Apple [AAPL] and iconic UK fashion brand, Burberry, will use iPhone 5S handsets to film and photograph next Monday's Burberry fashion event -- some may see that as PR, I see it as Cupertino creating relationships with top tier fashion labels as it seeks further adventures in wearable computing.
[ABOVE: A Burberry fashion clip shot with an iPhone 5S. [Source: Burberry].]
Wearables: chic, not geek
As I see it, any tech firm can grab together a bundle of components, slap an operating system on top of these and tweak the look of the thing until it's just about acceptable enough to propose as a wearable device: take a look at that recently released Samsung smartwatch, for example: it doesn't set a new landmark in watch design.
Apple understands the value of design. Today that's all about iPhones and iPads and the purported iWatch, but this isn’t how things will remain. The momentum in the mobile industry is massive -- time for some stats:
- In the US, people spend around 2.7 hours each day socialising on their mobile device.
- In the UK, around half of men and women become anxious if they can't use their smartphone.
- One half of all local searches take place on a mobile device
- 86 percent of mobile Internet users use their gadgets while watching TV.
- Around 4.4 billion people are expected to be using mobile apps by the end of 2017.
These stats all seem rather impressive, but it's important to remember they reflect the growth of the mobile Web within today's devices: phones, iPads, and a few others.
Imagine how these statistics will grow as new devices paradigms reach market. Watches, glasses, clothes…By this I mean no matter how impressive today's statistical predictions might appear to be, we're at the beginning of a disruptive wave, not the end. The implications on human behaviour are staggering.
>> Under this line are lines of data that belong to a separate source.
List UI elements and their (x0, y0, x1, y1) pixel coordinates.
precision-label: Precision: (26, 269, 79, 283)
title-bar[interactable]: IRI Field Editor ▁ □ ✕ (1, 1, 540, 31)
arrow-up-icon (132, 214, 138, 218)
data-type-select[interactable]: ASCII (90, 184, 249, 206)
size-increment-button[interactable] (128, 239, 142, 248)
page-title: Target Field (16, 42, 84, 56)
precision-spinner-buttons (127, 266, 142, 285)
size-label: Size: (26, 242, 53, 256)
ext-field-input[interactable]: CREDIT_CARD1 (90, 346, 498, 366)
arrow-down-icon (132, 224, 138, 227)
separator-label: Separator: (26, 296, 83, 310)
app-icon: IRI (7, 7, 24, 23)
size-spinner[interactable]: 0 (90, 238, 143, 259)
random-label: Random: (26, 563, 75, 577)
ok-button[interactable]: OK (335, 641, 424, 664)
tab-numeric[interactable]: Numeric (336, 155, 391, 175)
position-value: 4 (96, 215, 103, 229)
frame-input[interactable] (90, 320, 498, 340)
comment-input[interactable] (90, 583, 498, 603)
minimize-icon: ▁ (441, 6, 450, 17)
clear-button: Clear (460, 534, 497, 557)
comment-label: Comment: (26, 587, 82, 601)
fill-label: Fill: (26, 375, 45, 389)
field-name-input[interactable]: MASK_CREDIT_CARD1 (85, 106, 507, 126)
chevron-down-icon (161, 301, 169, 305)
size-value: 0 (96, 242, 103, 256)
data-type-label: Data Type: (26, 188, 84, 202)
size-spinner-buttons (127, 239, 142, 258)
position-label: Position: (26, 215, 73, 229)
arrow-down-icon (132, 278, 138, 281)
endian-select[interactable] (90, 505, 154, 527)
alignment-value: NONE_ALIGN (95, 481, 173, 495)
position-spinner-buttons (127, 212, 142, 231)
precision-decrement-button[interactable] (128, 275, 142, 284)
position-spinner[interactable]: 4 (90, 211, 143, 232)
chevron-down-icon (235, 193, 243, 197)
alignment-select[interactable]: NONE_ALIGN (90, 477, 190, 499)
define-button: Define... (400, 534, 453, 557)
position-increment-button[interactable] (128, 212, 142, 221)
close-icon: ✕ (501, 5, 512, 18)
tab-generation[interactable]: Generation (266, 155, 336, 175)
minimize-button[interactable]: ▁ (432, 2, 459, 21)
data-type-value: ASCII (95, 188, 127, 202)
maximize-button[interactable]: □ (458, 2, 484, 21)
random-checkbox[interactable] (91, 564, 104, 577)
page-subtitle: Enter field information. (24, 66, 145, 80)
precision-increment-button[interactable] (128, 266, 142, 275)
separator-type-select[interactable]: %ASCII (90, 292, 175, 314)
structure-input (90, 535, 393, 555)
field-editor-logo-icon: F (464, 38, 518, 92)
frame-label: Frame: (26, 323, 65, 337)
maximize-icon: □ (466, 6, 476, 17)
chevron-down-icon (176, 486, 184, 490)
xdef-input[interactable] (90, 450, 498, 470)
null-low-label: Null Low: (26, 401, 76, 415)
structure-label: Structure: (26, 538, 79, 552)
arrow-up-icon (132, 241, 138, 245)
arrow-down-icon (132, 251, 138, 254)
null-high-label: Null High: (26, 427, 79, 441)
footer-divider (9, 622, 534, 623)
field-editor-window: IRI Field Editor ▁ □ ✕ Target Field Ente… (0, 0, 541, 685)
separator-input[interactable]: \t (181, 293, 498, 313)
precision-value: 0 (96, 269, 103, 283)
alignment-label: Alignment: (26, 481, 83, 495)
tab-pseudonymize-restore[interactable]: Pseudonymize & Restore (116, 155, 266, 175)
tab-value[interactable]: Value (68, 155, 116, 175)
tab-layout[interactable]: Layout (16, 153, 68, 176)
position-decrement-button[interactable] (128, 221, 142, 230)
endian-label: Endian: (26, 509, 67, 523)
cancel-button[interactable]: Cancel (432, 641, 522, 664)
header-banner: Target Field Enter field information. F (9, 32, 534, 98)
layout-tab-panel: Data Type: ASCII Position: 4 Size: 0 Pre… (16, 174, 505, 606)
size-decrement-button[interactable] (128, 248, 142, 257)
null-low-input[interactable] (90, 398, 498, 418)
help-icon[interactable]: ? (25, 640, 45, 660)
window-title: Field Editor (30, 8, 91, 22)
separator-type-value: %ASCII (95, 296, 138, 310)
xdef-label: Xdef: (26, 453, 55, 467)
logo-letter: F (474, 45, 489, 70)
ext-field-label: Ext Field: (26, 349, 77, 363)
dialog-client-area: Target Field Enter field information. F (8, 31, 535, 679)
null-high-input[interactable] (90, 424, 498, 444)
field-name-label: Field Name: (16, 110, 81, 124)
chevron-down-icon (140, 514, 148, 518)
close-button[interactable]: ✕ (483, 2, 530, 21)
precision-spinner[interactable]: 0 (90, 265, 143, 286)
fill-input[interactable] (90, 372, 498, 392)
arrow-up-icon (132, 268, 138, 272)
[ABOVE: iPhone 5S used to capture Burberry's assets. [Source: Burberry])
On the catwalk
You might imagine the iPhone event in conjunction with Burberry to be nothing more than a way to drum up some publicity. In the short term I'd imagine you to be right. It is however interesting in light of Apple's recent hire of executives from Yves St Laurent, Nike and others.
The company is already recruiting staff with a background in fashion, and I think this is unlikely to be a step toward the creation of an Apple apparel range (despite its handy high street presence for such products).
Then there's the PR statement from Burberry to ponder:
"This collaboration celebrates our relationship and shared foundation in design and craftsmanship. We have a mutual passion for creating beautiful products and unlocking emotive experiences through technology, which has made it intensely exciting to explore the capabilities of iPhone 5s,” said Christopher Bailey, Burberry Chief Creative Officer. “We’re inspired by what this could mean for the future as we continue to explore the merging of physical and digital experiences.”
The evolution of the technology industry continues. It hasn't been about beige boxes for some time. The truth is technology became mass market many years ago. The iMac ushered in an age in which the appearance and capabilities of the device became as important (perhaps more so) as the technology inside the box.
The invisible computer
These days' computing has moved into smaller boxes: smartphones, tablets, watches and -- obviously in future -- your clothes.
Design is critical to all these steps, but especially to the next migration when computing transcends the device to become completely personal.
You will want to wear what you like; you won't want to be limited to some technologist's dream of what makes a good fashion statement, you'll want to be wearing things that suit you; things which may, or may not, also host a little intelligence inside. You'll want choice, and you'll want good design.
So where should a technology firm on the edge of a truly mobile future forge new relationships in order to place its solutions at the center of the next step in that evolution?
I'd argue that technology firms across the planet are likely to emulate Apple (as always) and begin attempting to woo fashion houses. I'd also note that it's typical of Apple to explore opportunity at the top of the fashion food chain.
It's a positive that Apple's market strategy leaves plenty of space for others in the industry to provide utilitarian wearables to address those that premium product strategy leaves behind. Not everyone wants, or can afford, a Porsche -- some just want a Ford. I, however, would wear a Burberry.